A medio mundo de distancia está Colombia. Aquí es posible formular otras verdades incuestionables. A saber: que llevábamos 52 años de un conflicto armado el cual apenas al final se inclinó del lado del Estado, que un posible triunfo militar definitivo, en caso de ser posible, hubiera implicado miles de muertos adicionales y que, dada la (estúpida) guerra contra las drogas, los grupos ilegales tenían garantizada una abundante financiación que les permitía una gran potencia bélica y de corrupción. Yo sumaría a estas verdades otra que me parece como un pino: el así llamado castrochavismo ha perdido el prestigio que alguna vez tuvo y a estas alturas es casi imposible venderlo a un electorado de la región, así este se considere fácil de manipular.
Claro, partiendo de las verdades atrás enunciadas son posibles diversos caminos, pero ignorarlas del totazo conduce con seguridad a uno equivocado. Pues bien, basta con darse un paseo por las redes sociales locales para percatarse de que muchísima gente cree que lo cierto es falso y lo falso cierto. De nuevo, partiendo de semejante inversión de valores, resulta imposible actuar en forma correcta.

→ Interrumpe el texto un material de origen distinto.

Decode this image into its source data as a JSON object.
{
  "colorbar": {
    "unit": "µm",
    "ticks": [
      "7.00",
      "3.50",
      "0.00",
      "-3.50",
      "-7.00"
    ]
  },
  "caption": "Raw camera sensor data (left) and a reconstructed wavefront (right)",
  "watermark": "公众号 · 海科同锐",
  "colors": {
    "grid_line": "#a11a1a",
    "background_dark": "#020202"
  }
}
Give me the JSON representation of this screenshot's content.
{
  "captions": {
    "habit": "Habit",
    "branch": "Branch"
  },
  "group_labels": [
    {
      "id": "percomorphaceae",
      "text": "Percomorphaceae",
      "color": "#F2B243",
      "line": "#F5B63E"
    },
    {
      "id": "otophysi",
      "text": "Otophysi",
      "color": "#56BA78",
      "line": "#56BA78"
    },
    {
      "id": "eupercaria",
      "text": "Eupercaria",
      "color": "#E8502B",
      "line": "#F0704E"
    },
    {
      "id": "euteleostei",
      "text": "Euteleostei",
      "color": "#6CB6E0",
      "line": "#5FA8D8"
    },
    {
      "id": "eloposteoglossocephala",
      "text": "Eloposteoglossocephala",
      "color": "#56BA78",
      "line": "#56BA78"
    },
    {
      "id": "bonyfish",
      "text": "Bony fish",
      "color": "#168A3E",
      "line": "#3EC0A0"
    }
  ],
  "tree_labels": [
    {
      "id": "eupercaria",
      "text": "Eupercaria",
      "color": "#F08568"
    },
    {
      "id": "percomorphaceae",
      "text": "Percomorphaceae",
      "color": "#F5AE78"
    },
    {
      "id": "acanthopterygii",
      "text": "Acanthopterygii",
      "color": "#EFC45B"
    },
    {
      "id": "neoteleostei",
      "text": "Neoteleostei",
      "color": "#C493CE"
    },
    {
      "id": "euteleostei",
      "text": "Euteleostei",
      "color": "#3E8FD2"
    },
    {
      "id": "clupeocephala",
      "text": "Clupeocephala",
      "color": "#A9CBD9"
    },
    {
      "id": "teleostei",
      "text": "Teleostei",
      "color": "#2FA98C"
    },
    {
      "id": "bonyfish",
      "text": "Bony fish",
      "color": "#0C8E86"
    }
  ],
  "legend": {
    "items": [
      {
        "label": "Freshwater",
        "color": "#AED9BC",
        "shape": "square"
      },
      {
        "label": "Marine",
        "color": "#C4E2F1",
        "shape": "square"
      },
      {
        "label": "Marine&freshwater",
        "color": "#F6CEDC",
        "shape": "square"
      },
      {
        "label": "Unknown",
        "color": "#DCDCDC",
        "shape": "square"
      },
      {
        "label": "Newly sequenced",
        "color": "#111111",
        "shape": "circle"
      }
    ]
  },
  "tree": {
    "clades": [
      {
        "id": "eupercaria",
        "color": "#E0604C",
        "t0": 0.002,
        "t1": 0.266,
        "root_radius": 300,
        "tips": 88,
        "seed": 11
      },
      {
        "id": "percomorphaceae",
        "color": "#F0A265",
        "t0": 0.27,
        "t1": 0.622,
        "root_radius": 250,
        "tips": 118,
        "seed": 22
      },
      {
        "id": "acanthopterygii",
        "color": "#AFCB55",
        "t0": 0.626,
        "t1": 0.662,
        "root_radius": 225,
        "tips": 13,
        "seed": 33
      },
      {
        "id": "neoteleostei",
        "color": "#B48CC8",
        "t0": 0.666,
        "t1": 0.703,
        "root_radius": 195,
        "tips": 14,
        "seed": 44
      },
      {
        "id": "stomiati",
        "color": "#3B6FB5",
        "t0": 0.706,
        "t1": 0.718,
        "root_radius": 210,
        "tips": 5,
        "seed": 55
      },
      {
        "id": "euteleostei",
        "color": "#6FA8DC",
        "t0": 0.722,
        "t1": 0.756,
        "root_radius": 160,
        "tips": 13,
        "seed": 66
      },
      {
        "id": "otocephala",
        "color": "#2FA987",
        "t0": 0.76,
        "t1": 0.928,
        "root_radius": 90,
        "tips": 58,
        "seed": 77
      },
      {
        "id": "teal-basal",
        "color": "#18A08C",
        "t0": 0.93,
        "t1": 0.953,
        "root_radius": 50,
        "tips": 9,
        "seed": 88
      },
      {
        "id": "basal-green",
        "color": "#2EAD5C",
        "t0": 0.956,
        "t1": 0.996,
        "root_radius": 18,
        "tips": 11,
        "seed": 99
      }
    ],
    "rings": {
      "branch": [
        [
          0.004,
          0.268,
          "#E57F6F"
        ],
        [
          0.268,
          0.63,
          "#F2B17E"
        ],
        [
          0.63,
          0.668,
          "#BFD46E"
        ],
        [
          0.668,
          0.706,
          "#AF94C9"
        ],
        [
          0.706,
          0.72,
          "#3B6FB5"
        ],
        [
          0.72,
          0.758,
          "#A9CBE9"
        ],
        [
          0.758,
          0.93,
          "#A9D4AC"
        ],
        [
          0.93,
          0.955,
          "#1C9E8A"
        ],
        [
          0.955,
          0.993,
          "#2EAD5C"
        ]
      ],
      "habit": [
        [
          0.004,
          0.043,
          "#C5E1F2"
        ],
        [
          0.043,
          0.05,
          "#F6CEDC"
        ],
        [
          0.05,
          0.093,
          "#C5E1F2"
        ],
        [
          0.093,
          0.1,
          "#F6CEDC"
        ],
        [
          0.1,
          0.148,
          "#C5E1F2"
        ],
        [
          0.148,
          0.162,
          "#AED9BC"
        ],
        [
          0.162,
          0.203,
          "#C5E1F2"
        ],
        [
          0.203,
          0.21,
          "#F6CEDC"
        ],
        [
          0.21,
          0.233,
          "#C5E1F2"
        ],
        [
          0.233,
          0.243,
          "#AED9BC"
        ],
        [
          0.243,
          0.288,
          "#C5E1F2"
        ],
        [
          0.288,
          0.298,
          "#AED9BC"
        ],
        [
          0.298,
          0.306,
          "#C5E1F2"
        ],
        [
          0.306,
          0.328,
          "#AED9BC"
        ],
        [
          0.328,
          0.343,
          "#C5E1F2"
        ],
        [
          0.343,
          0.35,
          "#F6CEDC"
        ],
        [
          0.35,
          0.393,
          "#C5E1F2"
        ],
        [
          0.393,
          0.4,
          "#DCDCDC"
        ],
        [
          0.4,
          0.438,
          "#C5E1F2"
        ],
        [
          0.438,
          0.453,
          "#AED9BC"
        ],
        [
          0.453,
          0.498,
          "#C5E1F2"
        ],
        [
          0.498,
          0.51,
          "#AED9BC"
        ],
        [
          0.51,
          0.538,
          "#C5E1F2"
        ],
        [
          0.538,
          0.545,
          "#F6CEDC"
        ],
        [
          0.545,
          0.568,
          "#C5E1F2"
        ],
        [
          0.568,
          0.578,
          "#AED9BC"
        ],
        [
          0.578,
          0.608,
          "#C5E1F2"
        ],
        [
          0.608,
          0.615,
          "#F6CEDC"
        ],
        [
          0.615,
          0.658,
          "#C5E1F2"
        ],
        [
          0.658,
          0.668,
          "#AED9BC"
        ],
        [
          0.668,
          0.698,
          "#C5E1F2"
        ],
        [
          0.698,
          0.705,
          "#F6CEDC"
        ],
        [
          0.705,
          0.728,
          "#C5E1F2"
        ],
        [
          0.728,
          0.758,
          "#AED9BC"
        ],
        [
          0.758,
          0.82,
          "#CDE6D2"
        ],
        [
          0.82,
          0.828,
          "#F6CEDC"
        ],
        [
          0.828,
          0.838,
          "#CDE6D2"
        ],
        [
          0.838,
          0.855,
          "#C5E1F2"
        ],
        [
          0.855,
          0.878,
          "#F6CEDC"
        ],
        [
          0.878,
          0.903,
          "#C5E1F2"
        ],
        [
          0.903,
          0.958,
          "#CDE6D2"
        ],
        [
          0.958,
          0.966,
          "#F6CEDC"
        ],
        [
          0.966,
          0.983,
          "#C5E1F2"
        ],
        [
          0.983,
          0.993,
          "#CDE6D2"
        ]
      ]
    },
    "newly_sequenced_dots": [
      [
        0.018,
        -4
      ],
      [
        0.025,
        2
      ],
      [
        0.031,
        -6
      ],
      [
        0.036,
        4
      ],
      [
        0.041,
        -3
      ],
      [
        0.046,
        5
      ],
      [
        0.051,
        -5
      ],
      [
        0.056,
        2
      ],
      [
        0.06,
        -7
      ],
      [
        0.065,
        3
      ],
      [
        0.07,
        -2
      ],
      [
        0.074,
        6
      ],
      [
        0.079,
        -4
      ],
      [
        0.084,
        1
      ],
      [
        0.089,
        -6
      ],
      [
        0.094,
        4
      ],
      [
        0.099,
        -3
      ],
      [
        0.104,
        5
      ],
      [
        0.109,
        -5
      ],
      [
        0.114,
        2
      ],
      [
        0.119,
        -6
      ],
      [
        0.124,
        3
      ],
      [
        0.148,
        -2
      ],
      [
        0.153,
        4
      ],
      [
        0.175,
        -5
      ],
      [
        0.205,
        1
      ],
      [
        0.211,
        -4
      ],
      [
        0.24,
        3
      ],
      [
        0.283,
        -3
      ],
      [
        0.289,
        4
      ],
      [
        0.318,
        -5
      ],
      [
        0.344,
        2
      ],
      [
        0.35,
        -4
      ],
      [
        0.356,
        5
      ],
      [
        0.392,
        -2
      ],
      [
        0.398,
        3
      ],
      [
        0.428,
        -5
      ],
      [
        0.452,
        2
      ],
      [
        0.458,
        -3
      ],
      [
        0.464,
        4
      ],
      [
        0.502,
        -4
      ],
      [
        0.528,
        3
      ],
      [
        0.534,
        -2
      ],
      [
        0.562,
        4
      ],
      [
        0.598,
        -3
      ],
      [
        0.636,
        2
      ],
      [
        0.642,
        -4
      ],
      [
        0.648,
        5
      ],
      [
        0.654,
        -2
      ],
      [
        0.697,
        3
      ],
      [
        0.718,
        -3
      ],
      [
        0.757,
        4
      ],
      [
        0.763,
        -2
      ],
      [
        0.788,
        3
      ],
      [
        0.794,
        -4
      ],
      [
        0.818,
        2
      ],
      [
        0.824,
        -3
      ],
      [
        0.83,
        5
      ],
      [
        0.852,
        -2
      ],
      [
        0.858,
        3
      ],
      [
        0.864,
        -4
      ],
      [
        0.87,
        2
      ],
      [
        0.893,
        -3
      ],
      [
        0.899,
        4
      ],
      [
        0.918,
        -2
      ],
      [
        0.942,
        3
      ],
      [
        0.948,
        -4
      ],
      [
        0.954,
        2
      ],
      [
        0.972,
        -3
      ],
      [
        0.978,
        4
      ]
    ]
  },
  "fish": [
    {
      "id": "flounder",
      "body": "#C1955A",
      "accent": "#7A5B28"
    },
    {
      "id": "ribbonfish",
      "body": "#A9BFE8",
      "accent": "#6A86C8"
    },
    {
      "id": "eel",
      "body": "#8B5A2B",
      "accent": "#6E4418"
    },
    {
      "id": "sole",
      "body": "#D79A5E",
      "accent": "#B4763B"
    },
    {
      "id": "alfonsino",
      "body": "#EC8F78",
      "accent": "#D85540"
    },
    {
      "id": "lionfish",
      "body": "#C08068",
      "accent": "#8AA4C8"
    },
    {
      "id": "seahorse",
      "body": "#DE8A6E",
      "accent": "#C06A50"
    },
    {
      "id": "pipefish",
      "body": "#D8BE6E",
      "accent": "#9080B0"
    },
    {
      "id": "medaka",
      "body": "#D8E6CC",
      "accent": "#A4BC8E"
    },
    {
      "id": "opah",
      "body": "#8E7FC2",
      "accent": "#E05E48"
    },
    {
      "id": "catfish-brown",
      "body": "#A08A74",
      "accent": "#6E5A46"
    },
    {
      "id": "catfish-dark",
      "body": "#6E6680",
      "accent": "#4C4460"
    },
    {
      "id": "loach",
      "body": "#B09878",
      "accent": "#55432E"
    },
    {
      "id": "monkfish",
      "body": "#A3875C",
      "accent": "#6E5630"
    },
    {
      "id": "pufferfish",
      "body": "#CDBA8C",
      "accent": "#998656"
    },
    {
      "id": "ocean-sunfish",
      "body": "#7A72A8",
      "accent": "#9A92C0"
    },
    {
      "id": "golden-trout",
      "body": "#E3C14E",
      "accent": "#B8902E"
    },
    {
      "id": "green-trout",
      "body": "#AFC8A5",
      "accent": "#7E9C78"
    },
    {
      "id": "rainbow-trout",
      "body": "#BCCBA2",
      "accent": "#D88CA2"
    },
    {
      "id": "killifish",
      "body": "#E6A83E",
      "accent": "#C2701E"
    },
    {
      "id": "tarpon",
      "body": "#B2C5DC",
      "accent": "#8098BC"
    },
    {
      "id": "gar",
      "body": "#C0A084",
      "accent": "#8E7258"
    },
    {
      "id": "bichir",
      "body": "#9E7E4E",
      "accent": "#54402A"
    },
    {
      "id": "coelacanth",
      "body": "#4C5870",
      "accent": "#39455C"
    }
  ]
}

Alguna vez Álvaro Gómez dijo que era necesario hacer un acuerdo sobre lo fundamental. Este concepto sirve, siempre y cuando convengamos qué es fundamental y qué no. Fundamentales, digo yo, son las verdades atrás enunciadas, así como algunas más que no caben aquí. Otro cantar es que haya fuerzas políticas, muy en particular la liderada por Álvaro Uribe —aunque la (nueva) Farc y la extrema izquierda también califican—, a las que no les conviene que los colombianos nos pongamos de acuerdo sobre lo fundamental. Por eso andamos tan pesimistas y desorientados en nuestro propio laberinto de la verdad.